Charles Dickens's 200th birthday will be celebrated in 2012. Though his writings are now more than 100 years old, many remain in print and are avidly read and studied. Often overlooked--or unknown--are the considerable Christian convictions Dickens held and displayed in his work. This book fills that vacuum by examining Dickens the Christian and showing how Christian beliefs and practices permeate his work. This historical work is written for pastors, students, and laity alike. Chapters look at Dickens's life and work topically, arguing that Christian faith was front and center in some of what Dickens wrote (such as his children's work The Life of Our Lord) and saliently implicit throughout various other characters and plots. Since Dickens's Christian side is rarely considered, Gary Colledge illuminates a fresh angle of Dickens, and the 200th birthday makes it especially timely.


Charles Dickens Books

Charles Dickens Books

Author: Charles Dickens

Publisher:

Published: 2021-04-21

Total Pages: 104

ISBN-13:

DOWNLOAD EBOOK

The Chimes A Goblin Story of Some Bells that Rang an Old Year Out and a New Year In, a short novel by Charles Dickens, was written and published in 1844, one year after A Christmas Carol.
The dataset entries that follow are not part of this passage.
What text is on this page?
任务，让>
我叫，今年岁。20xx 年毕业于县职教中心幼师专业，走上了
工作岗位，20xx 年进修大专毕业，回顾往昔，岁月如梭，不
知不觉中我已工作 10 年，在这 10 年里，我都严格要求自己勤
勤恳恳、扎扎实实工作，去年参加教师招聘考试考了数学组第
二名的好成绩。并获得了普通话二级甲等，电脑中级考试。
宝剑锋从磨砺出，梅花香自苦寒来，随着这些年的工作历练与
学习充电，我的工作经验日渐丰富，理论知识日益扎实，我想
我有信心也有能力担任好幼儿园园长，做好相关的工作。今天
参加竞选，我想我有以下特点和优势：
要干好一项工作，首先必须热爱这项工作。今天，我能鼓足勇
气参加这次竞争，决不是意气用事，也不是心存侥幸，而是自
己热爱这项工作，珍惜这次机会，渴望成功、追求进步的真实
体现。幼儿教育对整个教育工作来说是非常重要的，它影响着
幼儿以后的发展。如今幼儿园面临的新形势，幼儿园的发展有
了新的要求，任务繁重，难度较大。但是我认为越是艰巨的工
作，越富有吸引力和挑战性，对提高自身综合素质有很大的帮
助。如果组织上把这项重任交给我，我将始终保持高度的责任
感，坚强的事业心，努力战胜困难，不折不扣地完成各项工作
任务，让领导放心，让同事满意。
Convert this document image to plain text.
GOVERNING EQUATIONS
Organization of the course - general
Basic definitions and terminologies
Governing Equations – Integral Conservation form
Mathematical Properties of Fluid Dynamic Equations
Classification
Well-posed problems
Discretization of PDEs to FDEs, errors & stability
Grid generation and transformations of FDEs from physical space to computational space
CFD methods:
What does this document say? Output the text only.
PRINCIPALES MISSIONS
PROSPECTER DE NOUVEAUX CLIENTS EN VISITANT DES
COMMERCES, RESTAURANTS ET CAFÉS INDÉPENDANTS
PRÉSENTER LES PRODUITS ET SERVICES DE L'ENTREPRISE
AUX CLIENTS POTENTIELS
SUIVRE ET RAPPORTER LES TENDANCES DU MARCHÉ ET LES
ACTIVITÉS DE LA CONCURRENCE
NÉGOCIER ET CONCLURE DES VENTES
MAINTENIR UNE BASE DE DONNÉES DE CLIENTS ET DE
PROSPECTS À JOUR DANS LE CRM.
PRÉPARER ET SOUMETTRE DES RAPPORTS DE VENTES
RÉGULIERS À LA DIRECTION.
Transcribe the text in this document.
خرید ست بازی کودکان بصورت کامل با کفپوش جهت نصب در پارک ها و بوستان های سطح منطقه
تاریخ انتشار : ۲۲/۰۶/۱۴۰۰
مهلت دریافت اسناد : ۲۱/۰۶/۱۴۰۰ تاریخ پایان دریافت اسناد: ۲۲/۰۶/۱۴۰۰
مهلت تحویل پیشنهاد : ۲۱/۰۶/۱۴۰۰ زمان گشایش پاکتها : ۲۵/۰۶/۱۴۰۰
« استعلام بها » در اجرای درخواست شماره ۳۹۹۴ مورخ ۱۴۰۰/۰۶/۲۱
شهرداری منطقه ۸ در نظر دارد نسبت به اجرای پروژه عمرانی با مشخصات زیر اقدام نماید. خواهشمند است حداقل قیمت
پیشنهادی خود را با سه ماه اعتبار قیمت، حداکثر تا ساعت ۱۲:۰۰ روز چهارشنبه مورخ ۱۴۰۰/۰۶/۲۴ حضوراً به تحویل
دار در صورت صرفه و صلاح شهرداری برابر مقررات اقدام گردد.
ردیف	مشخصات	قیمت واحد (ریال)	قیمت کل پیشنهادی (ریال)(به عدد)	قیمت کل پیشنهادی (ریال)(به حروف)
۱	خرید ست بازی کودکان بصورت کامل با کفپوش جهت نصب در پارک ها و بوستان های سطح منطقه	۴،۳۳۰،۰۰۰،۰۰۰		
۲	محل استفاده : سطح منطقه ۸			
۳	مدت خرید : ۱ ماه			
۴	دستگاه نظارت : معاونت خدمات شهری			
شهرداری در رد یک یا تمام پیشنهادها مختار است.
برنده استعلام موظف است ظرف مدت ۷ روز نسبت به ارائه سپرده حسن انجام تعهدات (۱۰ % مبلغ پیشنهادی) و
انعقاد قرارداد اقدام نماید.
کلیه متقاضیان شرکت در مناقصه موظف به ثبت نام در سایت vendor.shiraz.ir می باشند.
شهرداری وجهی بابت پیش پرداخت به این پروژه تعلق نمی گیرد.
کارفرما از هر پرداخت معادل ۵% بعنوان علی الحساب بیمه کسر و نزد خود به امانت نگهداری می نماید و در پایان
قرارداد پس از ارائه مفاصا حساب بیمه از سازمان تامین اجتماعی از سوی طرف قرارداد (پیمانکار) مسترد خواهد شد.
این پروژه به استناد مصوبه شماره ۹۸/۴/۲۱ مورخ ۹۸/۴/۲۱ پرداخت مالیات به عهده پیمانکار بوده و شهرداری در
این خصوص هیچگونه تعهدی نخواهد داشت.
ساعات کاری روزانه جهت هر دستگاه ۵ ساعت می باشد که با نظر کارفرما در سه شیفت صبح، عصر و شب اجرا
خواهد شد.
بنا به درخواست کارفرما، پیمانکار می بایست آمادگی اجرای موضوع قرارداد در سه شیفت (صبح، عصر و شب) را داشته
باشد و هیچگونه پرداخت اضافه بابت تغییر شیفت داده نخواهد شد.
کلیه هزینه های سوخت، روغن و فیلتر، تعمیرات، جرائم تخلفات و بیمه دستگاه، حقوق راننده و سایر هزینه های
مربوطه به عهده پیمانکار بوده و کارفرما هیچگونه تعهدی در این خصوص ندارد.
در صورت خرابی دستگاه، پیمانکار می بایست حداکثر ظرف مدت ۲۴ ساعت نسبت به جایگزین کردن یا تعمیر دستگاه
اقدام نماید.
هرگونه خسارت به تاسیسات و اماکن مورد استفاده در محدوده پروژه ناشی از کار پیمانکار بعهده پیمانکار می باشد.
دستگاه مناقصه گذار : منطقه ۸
It is the second in his series of Christmas books five short books with strong social and moral messages that he published during the 1840's.


Wilkie Collins in Context

Wilkie Collins in Context

Author: William Baker

Publisher: Cambridge University Press

Published: 2023-07-31

Total Pages: 675

ISBN-13: 1009037498

DOWNLOAD EBOOK

This collection of essays by international scholars celebrates the 200th anniversary of Wilkie Collins's birth by exploring his unconventional life alongside his works, critical responses to his writings and their afterlife, and the literary and cultural contexts which shaped his fiction. Topics discussed include gender, science and medicine, music, law, race and empire, media adaptations, neo-Victorianism, disability, and ethics. Along with an analysis of his novels, the essays included also recognize the importance of his short stories, journalism, and contributions to Victorian theatre, most notably illuminating the strong connections between sensation fiction and melodrama, as well as exploring his influence on film and TV. Engaging with yet also delving far beyond the famous novels, this volume promotes awareness of Collins' remarkable and diverse writerly achievements and paints a vivid portrait of an author whose fluctuating reputation among contemporary critics stands in stark contrast to his immense and still-enduring popularity.